First, take note of the lighting in your office, including ceiling, task, and natural. Glare is one of the primary causes of discomfort, prompting the eyes to react or possibly encouraging posture adjustments to facilitate better vision. Position your desk so that you are not directly facing any light source, paying special attention to changes in natural lighting at various times of the day. Lighting that’s placed to the side of your computer monitor is more eye-friendly, eliminating glare from above and / or behind the screen.

It’s also important to consider the distance from which you are viewing your computer screen or other work materials. Ideal placement varies according to age and visual acuity but a general rule of thumb is further is better, providing that the material is close enough to be seen easily. 

Taking frequent breaks from what you’re doing can also go a long way toward making your eyes happy.

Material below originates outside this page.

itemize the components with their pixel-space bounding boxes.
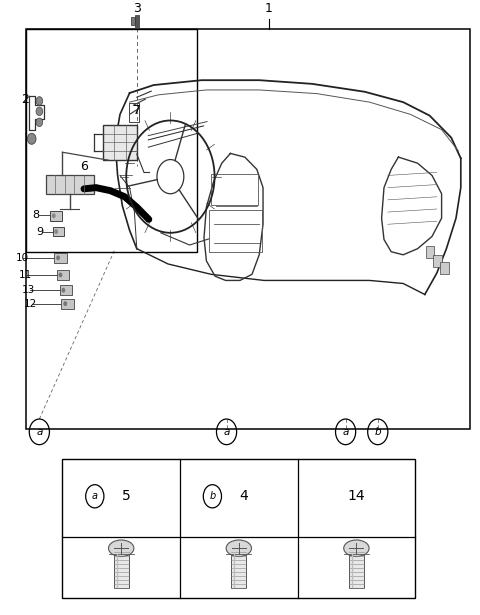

Focusing on an object at the same distance for long periods of time strains the muscles in the eye, prompting a negative response. Remember to look away from the screen periodically, deliberately focusing on something at a different distance. Or, better yet, stand up and stretch.  Your back, neck and legs will be grateful, too!

Of course, one should always consult a doctor when experiencing any of the symptoms of eyestrain but if the diagnosis signals your eyes simply aren’t pleased with something you’re doing, you can readily change that!